Отец изучающе рассматривал меня. Хотелось уточнить, но я просто ждал ответа, честно пытаясь зафиксировать взгляд на кроваво-красных линзах очков.
— Люди обречены, сын. Человек не может жить ни здесь, ни в колониях. Процент новорожденных специалов экспонентно растет по всему человеческому сектору космоса.
Ясно. Значит, статистика и "спаси своих будущих детей — лети осваивать космос" — это все херня. Обидно: старческое брюзжание на кухне, оказывается, куда ближе к правде, чем симпозиумы и выпуски новостей.
— Но генная терапия...
— Отсрочка. Через поколение прогресс мутации только возрастает.
Сейчас надо спросить о причинах. И всего-то. И я узнаю какую-то офигенно страшную и бредовую тайну. О проклятии природы, гневе древних богов или происках пришельцев.
Только не хочется что-то.
— Я понял. И зачем это все знать мне?
Икари Гендо откинулся в кресле и сложил руки на груди.
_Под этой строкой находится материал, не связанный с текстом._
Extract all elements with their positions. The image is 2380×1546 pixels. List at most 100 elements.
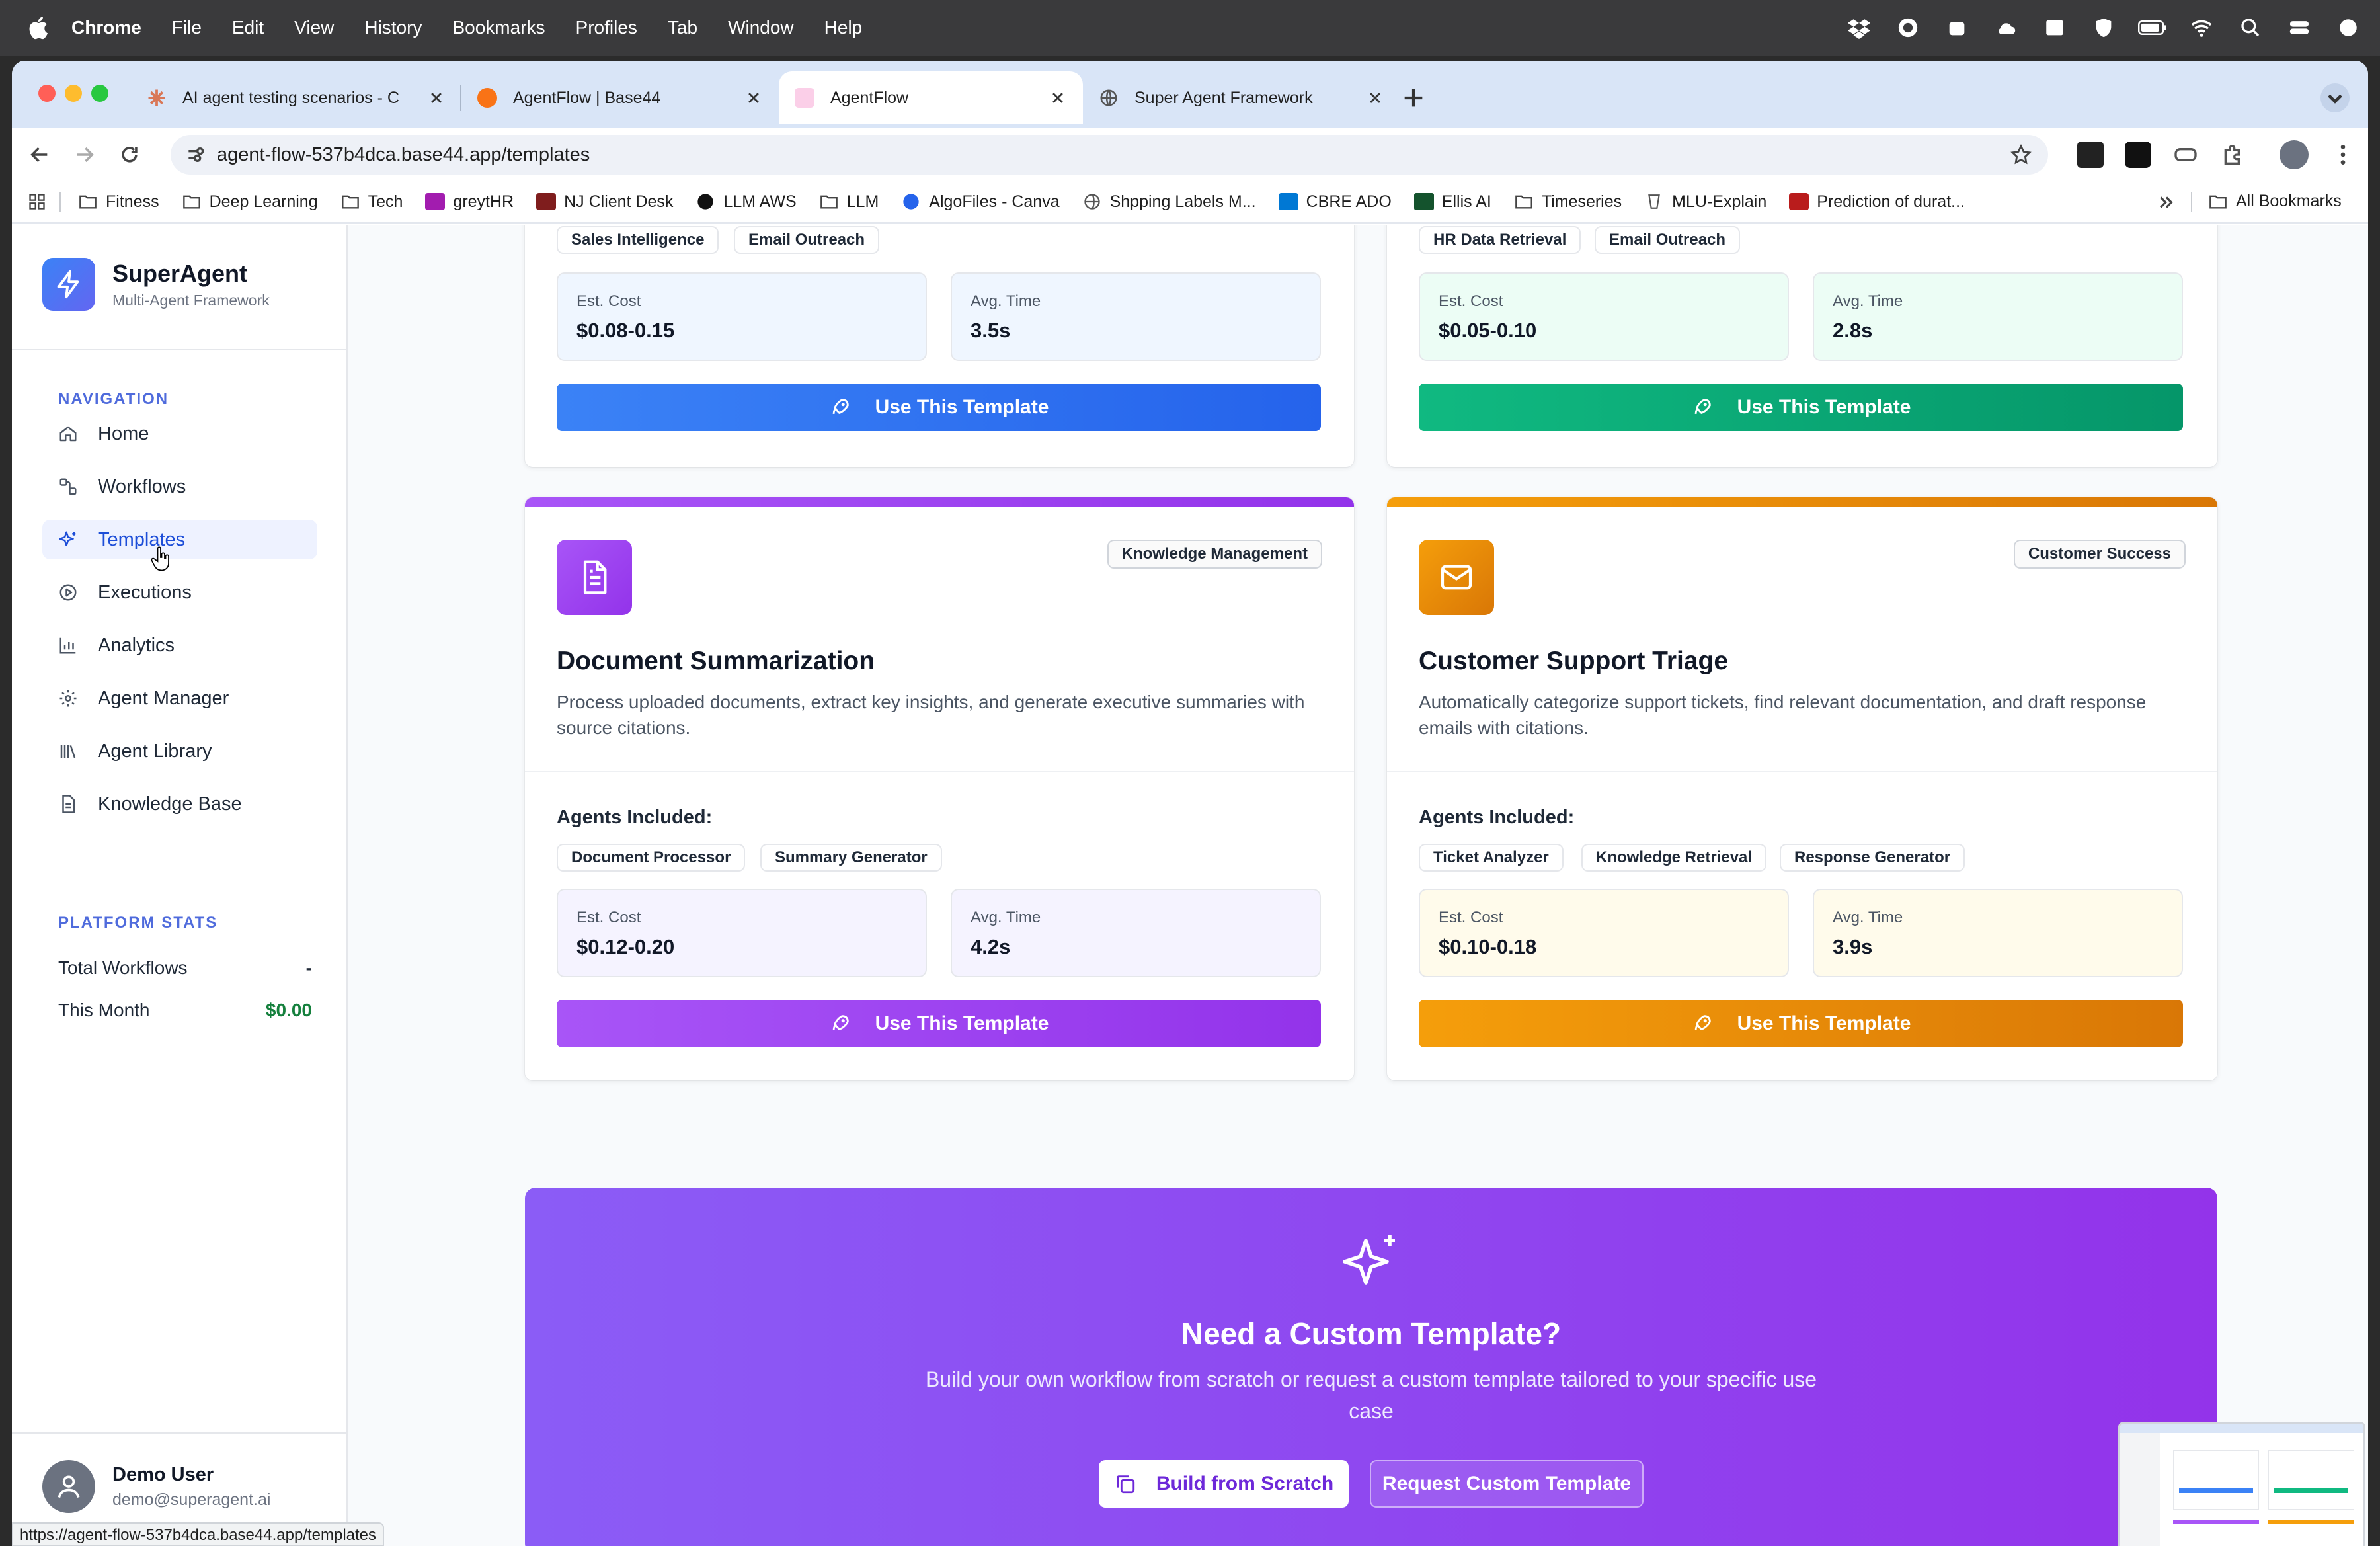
stat-value: - [305,957,312,978]
profile-avatar-icon[interactable] [2280,140,2309,169]
sidebar-item-agent-library[interactable]: Agent Library [42,731,317,771]
nj-icon [536,193,557,210]
extensions-puzzle-icon[interactable] [2220,142,2246,168]
tab-agentflow[interactable]: AgentFlow [779,71,1083,124]
agent-chip: HR Data Retrieval [1419,226,1581,254]
close-tab-icon[interactable] [427,89,446,107]
use-template-button[interactable]: Use This Template [557,1000,1321,1047]
minimize-window-button[interactable] [65,85,82,102]
menu-profiles[interactable]: Profiles [576,17,637,38]
tab-ai-agent-testing[interactable]: AI agent testing scenarios - C [131,71,461,124]
sidebar-item-analytics[interactable]: Analytics [42,626,317,665]
est-cost-box: Est. Cost $0.12-0.20 [557,889,927,977]
sidebar-item-agent-manager[interactable]: Agent Manager [42,678,317,718]
extension-gamepad-icon[interactable] [2172,142,2199,168]
apps-grid-icon[interactable] [28,192,46,211]
sidebar-item-executions[interactable]: Executions [42,573,317,612]
wifi-icon[interactable] [2187,15,2216,41]
tab-super-agent-framework[interactable]: Super Agent Framework [1083,71,1400,124]
sidebar-item-home[interactable]: Home [42,414,317,454]
est-cost-box: Est. Cost $0.05-0.10 [1419,272,1789,361]
bookmark-timeseries[interactable]: Timeseries [1514,192,1622,212]
bookmark-llm[interactable]: LLM [819,192,879,212]
preview-button [2179,1488,2253,1493]
menu-view[interactable]: View [294,17,334,38]
bookmark-shipping-labels[interactable]: Shpping Labels M... [1082,192,1256,212]
outlook-icon[interactable] [2040,15,2069,41]
menu-app-name[interactable]: Chrome [71,17,141,38]
bookmark-ellis-ai[interactable]: Ellis AI [1413,192,1491,212]
metric-value: $0.05-0.10 [1439,319,1537,342]
more-bookmarks-icon[interactable] [2157,192,2176,212]
agent-chip: Response Generator [1780,844,1965,872]
sidebar-item-templates[interactable]: Templates [42,520,317,559]
close-tab-icon[interactable] [1049,89,1067,107]
bookmarks-divider [2191,192,2192,212]
use-template-button[interactable]: Use This Template [1419,1000,2183,1047]
close-window-button[interactable] [38,85,56,102]
library-icon [57,740,79,762]
extension-icon[interactable] [1942,15,1971,41]
new-tab-button[interactable] [1400,85,1427,111]
bookmark-tech[interactable]: Tech [340,192,403,212]
menu-edit[interactable]: Edit [232,17,264,38]
menu-history[interactable]: History [364,17,422,38]
ado-icon [1278,193,1298,210]
bookmark-mlu-explain[interactable]: MLU-Explain [1644,192,1766,212]
paper-icon [1789,193,1809,210]
tab-title: Super Agent Framework [1134,88,1313,107]
bookmark-star-icon[interactable] [2010,143,2032,166]
gear-icon [57,687,79,710]
menu-file[interactable]: File [172,17,202,38]
close-tab-icon[interactable] [1366,89,1384,107]
bookmark-cbre-ado[interactable]: CBRE ADO [1278,192,1392,212]
dropbox-icon[interactable] [1844,15,1874,41]
tab-agentflow-base44[interactable]: AgentFlow | Base44 [461,71,779,124]
bookmark-greythr[interactable]: greytHR [425,192,514,212]
zoom-window-button[interactable] [91,85,108,102]
extension-bolt-icon[interactable] [2125,142,2151,168]
apple-icon[interactable] [26,15,53,41]
bookmark-prediction[interactable]: Prediction of durat... [1789,192,1965,212]
extension-grid-icon[interactable] [2077,142,2104,168]
address-bar[interactable]: agent-flow-537b4dca.base44.app/templates [171,135,2048,175]
search-icon[interactable] [2236,15,2265,41]
all-bookmarks-folder[interactable]: All Bookmarks [2208,192,2342,211]
build-from-scratch-button[interactable]: Build from Scratch [1099,1460,1349,1508]
back-button[interactable] [25,140,54,169]
sidebar-item-knowledge-base[interactable]: Knowledge Base [42,784,317,824]
category-badge: Customer Success [2013,540,2186,569]
kebab-menu-icon[interactable] [2330,142,2356,168]
control-center-icon[interactable] [2285,15,2314,41]
bookmark-nj-client-desk[interactable]: NJ Client Desk [536,192,673,212]
custom-template-banner: Need a Custom Template? Build your own w… [525,1188,2217,1546]
use-template-button[interactable]: Use This Template [557,384,1321,431]
menu-bookmarks[interactable]: Bookmarks [452,17,545,38]
sidebar-item-workflows[interactable]: Workflows [42,467,317,507]
menu-help[interactable]: Help [824,17,863,38]
menu-tab[interactable]: Tab [668,17,697,38]
menu-window[interactable]: Window [728,17,794,38]
bookmark-fitness[interactable]: Fitness [78,192,159,212]
shield-icon[interactable] [2089,15,2118,41]
metric-label: Avg. Time [1833,909,1903,926]
use-template-button[interactable]: Use This Template [1419,384,2183,431]
build-from-scratch-label: Build from Scratch [1156,1473,1334,1494]
request-custom-template-button[interactable]: Request Custom Template [1370,1460,1644,1508]
reload-button[interactable] [115,140,144,169]
forward-button[interactable] [70,140,99,169]
bookmark-llm-aws[interactable]: LLM AWS [695,192,797,212]
siri-icon[interactable] [2334,15,2363,41]
request-custom-template-label: Request Custom Template [1382,1473,1632,1494]
stat-this-month: This Month $0.00 [58,1000,312,1021]
bookmark-deep-learning[interactable]: Deep Learning [182,192,318,212]
battery-icon[interactable] [2138,15,2167,41]
grammarly-icon[interactable] [1893,15,1923,41]
site-info-icon[interactable] [185,144,206,165]
cloud-icon[interactable] [1991,15,2020,41]
avg-time-box: Avg. Time 3.5s [951,272,1321,361]
bookmark-algofiles-canva[interactable]: AlgoFiles - Canva [901,192,1060,212]
document-icon [57,793,79,815]
close-tab-icon[interactable] [744,89,763,107]
tab-search-button[interactable] [2320,83,2350,112]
— Меня это не устраивает. Ни повод, ни решение.
Хороший диалог. Я о себе, он о себе. Подразумевается, что меня должно не устраивать то же, что и его. Так что я просто промолчал. Отличный прогресс: я не злюсь, не раздражаюсь, не бегу за своими комплексами на поводке. Да и... Остались ли они — эти самые комплексы?
— Есть альтернатива. Симбиоз людей и синтетиков, дополнение человечества.
Дай угадаю, папа. Это твой проект, но он никому из твоих подельников не понравился. Мне он не нравится хотя бы тем, что я не вижу отличий. И вообще не понимаю, какое будущее у мира на двоих.
Лучше уж нас всех на свалку или сразу в печи.
— И в чем разница?
— В прошивке.
Снова пауза. И колючее ощущение проверки: отец словно бы ждет, что я начну задавать вопросы, нервничать, изумляться. Извини, отец. Нервы — нервами, но беситься? Уволь. Мне и раньше было положить на глобальные дела, а уж теперь... Впрочем, судя по поведению Гендо Икари, он видел как раз то, что хотел.
Гордись, брат. В свои двадцать семь ты начал чертовски круто оправдывать доверие отца.
— Или солдат, или человек. Или новая раса, или опора старой...
Еще до того, как он продолжил, я все понял.
— ...Или Нагиса, или Аянами.
Значит, все бред. И какие-то особые условия бегства, и "Чистота" — бред.
— Искусственный человек, способный все понять, поддержать, простить... — я говорил, а картинка расплывалась, перед глазами проносились образы моего короткого прошлого, которое я успел разделить с Рей. — Идеальный человек.
— Нет.
Я замер, образы раскололись, пошли трещинами.
— Нет?
— Нет. Просто человек, который идеально подходит уже существующему.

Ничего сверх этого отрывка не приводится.